# Copyright (c) 2014, 2018, Oracle and/or its affiliates. All rights reserved.
#
# This program is free software; you can redistribute it and/or modify
# it under the terms of the GNU General Public License, version 2.0,
# as published by the Free Software Foundation.
#
# This program is also distributed with certain software (including
# but not limited to OpenSSL) that is licensed under separate terms,
# as designated in a particular file or component or in included license
# documentation.  The authors of MySQL hereby grant you an additional
# permission to link the program and your derivative works with the
# separately licensed software that they have included with MySQL.
#
# This program is distributed in the hope that it will be useful,
# but WITHOUT ANY WARRANTY; without even the implied warranty of
# MERCHANTABILITY or FITNESS FOR A PARTICULAR PURPOSE.  See the
# GNU General Public License, version 2.0, for more details.
#
# You should have received a copy of the GNU General Public License
# along with this program; if not, write to the Free Software
# Foundation, Inc., 51 Franklin St, Fifth Floor, Boston, MA 02110-1301  USA

=*= MySQL Group Replication =*=
===============================

The multi master plugin for MySQL is here. MySQL Group Replication enables
virtual synchronous updates on any member in a group of MySQL servers, with
conflict handling and failure detection. Distributed recovery is also in the
package to ease the process of adding new servers to your group.


* == Pre requisites == *

Under the hood, the plugin is powered by group communication protocols.
They run a failure detection and membership service, safe and totally
ordered message delivery. All these services are key to make sure that data
is consistently replicated across a group of servers. At the core, there is
an implementation of Paxos (code named XCom) which acts as the group
communication system engine.


* == Plugin install == *

Please check http://dev.mysql.com/doc/refman/5.7/en/installing.html


* == Plugin's required configurations  == *

As any new feature, the Group Replication plugin includes some limitations and
requirements that emerge from its underlying characteristics. When configuring
a server and your data for multi master you will need:

1) Have the binlog active and its logging format set to ROW.

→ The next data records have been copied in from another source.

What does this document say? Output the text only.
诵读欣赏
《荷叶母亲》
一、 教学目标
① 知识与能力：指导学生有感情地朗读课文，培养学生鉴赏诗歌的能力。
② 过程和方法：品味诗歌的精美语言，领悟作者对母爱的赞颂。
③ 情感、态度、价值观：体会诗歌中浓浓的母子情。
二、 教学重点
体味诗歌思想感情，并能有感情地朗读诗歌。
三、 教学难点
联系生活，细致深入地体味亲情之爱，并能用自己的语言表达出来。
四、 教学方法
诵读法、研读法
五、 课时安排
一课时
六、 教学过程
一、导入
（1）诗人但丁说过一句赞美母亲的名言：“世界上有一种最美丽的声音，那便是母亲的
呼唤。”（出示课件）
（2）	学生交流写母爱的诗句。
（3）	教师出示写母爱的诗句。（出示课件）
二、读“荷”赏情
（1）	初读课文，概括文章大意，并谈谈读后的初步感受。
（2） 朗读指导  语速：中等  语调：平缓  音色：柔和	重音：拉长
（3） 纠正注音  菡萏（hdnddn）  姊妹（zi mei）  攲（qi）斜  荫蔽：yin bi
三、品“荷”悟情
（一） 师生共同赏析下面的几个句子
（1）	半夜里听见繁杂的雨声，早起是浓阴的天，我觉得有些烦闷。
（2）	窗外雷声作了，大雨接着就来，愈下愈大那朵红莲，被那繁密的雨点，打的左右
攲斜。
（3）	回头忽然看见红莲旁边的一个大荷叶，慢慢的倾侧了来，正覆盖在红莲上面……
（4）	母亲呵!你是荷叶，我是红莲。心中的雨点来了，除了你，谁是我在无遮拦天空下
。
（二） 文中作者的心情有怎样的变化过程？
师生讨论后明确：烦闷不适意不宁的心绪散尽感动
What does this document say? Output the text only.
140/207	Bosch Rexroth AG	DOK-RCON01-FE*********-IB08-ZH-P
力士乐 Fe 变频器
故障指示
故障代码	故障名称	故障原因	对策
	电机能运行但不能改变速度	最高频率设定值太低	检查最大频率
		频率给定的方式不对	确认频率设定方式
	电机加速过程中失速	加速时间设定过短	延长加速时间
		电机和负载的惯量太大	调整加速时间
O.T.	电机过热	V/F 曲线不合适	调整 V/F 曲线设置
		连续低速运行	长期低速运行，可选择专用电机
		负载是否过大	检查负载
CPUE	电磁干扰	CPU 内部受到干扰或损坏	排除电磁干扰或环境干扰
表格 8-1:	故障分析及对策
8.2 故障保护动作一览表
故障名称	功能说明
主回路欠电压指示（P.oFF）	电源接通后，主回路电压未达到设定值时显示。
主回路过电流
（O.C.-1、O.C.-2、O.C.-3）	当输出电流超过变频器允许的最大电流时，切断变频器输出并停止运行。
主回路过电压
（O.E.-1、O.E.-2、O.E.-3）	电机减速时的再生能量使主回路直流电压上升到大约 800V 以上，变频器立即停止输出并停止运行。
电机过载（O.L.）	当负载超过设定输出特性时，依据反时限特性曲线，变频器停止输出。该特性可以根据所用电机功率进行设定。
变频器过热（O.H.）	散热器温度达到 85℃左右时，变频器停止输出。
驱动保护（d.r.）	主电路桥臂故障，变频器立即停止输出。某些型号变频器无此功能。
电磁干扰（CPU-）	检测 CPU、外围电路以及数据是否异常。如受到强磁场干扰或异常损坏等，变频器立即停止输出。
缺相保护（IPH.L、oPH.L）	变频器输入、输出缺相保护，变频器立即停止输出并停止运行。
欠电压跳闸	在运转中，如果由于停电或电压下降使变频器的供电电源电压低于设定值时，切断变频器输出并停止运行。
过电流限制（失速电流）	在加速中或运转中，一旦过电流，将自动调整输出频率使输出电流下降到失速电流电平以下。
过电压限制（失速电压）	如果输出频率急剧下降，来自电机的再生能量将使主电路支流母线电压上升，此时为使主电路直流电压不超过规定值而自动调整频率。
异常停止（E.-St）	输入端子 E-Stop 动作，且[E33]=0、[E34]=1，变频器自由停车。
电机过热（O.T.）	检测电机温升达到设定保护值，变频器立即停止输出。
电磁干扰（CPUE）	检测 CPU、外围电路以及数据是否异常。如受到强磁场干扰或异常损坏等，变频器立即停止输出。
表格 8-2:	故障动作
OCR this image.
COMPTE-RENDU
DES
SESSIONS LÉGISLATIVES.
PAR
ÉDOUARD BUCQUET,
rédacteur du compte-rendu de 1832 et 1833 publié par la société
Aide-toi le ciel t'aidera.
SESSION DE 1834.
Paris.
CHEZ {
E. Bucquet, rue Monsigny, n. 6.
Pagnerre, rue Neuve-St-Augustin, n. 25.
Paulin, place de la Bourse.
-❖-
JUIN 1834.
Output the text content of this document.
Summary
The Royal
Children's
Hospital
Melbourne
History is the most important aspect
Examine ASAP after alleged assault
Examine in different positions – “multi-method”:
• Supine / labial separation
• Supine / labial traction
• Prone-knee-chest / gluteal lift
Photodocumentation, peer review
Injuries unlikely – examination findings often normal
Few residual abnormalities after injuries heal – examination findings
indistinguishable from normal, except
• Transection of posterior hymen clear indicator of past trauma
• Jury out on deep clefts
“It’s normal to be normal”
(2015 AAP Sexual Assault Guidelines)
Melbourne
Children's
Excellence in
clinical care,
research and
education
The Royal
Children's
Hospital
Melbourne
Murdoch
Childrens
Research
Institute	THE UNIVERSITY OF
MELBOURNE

   Like on standard replication, multi master replication is based on the
   transmission of log events. Its inner mechanism are however based on the
   write sets generated during row based logging so row based replication is a
   requirement.

   Server options:
     -–log-bin
     --binlog-format=row

2) Have GTIDs enabled.
   MySQL Group Replication depends on GTIDs, used to identify what
   transactions were executed in the group, and for that reason vital to the
   distributed recovery process.

   Server options:
     --gtid-mode=on
     --enforce-gtid-consistency
     --log-slave-updates

3) Use the InnoDB engine.
   Synchronous multi master is dependent on transactional tables so only
   InnoDB is supported. Since this is now the default engine, you only have to
   be careful when creating individual tables.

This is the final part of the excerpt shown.